That would explain why efforts to find MAVEN have failed. NASA has even instructed Curiosity to aim its camera at the sky in hopes of spotting MAVEN overhead — twice — but neither time was the spacecraft where it should have been.
Unfortunately, this incident comes at one of the worst possible times. The Sun was aligned perfectly between Earth and Mars for the first half of January, blocking all communications with spacecraft there. Though NASA is able to try contacting MAVEN again now, Louise Prockter, director of NASA’s planetary science division, recently stated that it looked “very unlikely” they would be able to recover the mission.
What comes next
If MAVEN’s mission is declared over, other spacecraft slated for Mars could help pick up where it leaves off. NASA’s ESCAPADE probes launched last year to study how Mars loses its atmosphere to space, though the low-cost mission is small compared to MAVEN. The U.S. Congress has also funded a Mars Telecommunications Orbiter that could launch as early as 2028.
Neither of these missions would fully replace MAVEN’s scientific legacy. MAVEN has revealed how Mars responds to solar storms, explored what sort of radiation future crewed missions to Mars may one day contend with, and mapped the red planet’s auroras and winds. The mission has built our most detailed picture yet of how and why Mars lost nearly all of its atmosphere.

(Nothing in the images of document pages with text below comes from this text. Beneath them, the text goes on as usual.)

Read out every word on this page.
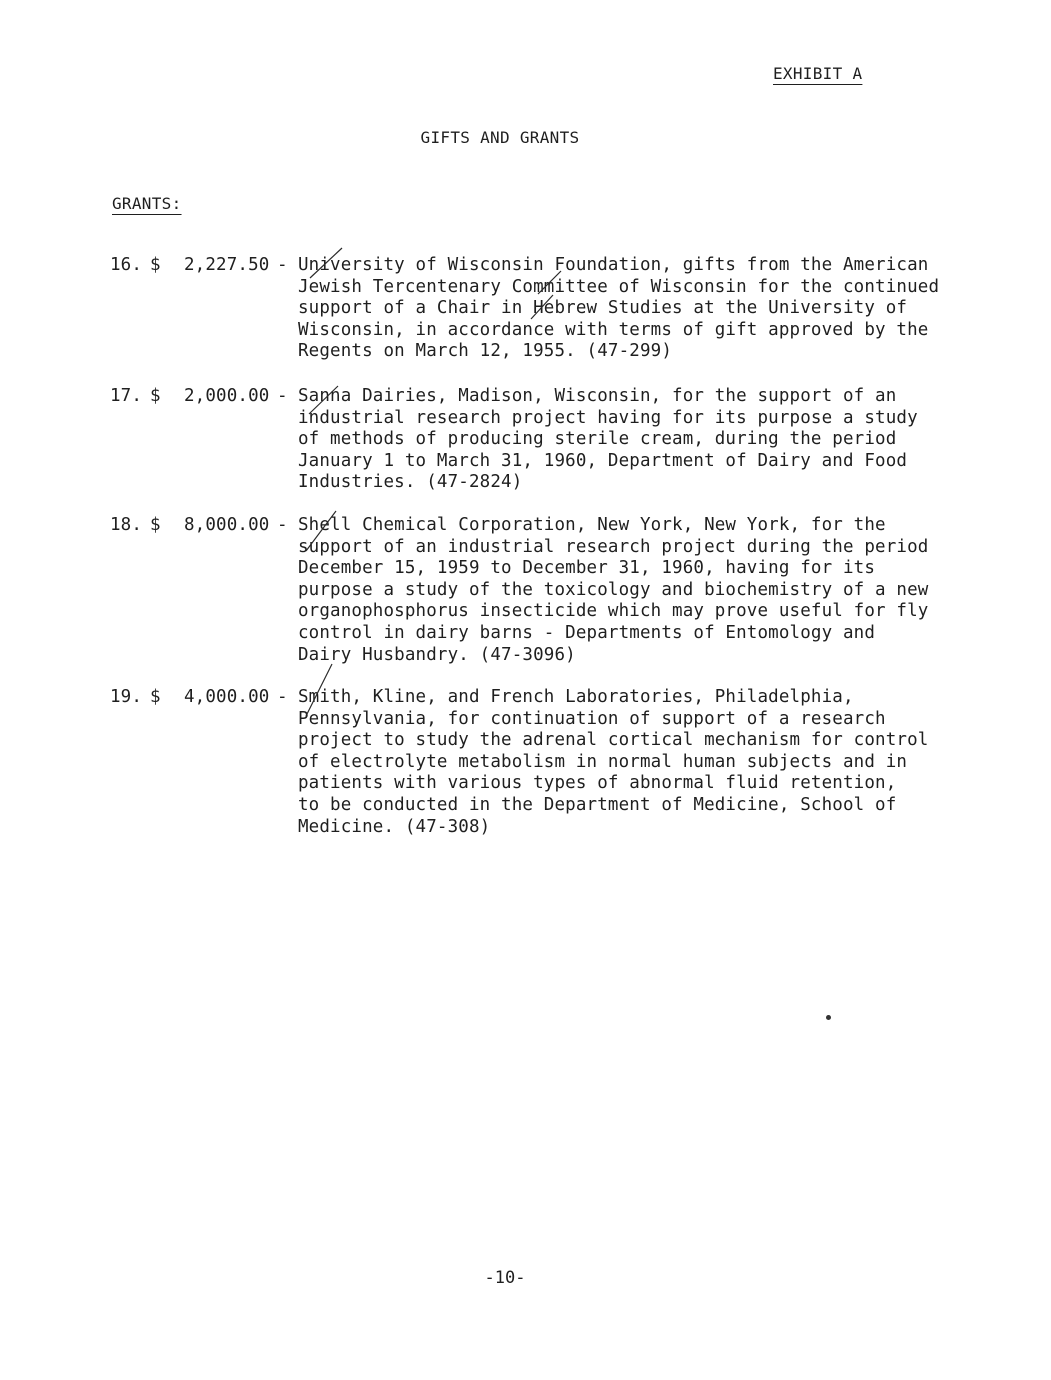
EXHIBIT A
GIFTS AND GRANTS
GRANTS:
16. $ 2,227.50 - University of Wisconsin Foundation, gifts from the American
Jewish Tercentenary Committee of Wisconsin for the continued
support of a Chair in Hebrew Studies at the University of
Wisconsin, in accordance with terms of gift approved by the
Regents on March 12, 1955. (47-299)
17. $ 2,000.00 - Sanna Dairies, Madison, Wisconsin, for the support of an
industrial research project having for its purpose a study
of methods of producing sterile cream, during the period
January 1 to March 31, 1960, Department of Dairy and Food
Industries. (47-2824)
18. $ 8,000.00 - Shell Chemical Corporation, New York, New York, for the
support of an industrial research project during the period
December 15, 1959 to December 31, 1960, having for its
purpose a study of the toxicology and biochemistry of a new
organophosphorus insecticide which may prove useful for fly
control in dairy barns - Departments of Entomology and
Dairy Husbandry. (47-3096)
19. $ 4,000.00 - Smith, Kline, and French Laboratories, Philadelphia,
Pennsylvania, for continuation of support of a research
project to study the adrenal cortical mechanism for control
of electrolyte metabolism in normal human subjects and in
patients with various types of abnormal fluid retention,
to be conducted in the Department of Medicine, School of
Medicine. (47-308)
-10-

If MAVEN can somehow be recovered, it has enough fuel to keep exploring Mars for at least another four years. No matter what happens, though, nothing can change the discoveries MAVEN has already made. The mission has been a spectacular success. It has taught us not only about how Mars lost its atmosphere, but how that process might unfold on potentially habitable worlds across the Cosmos.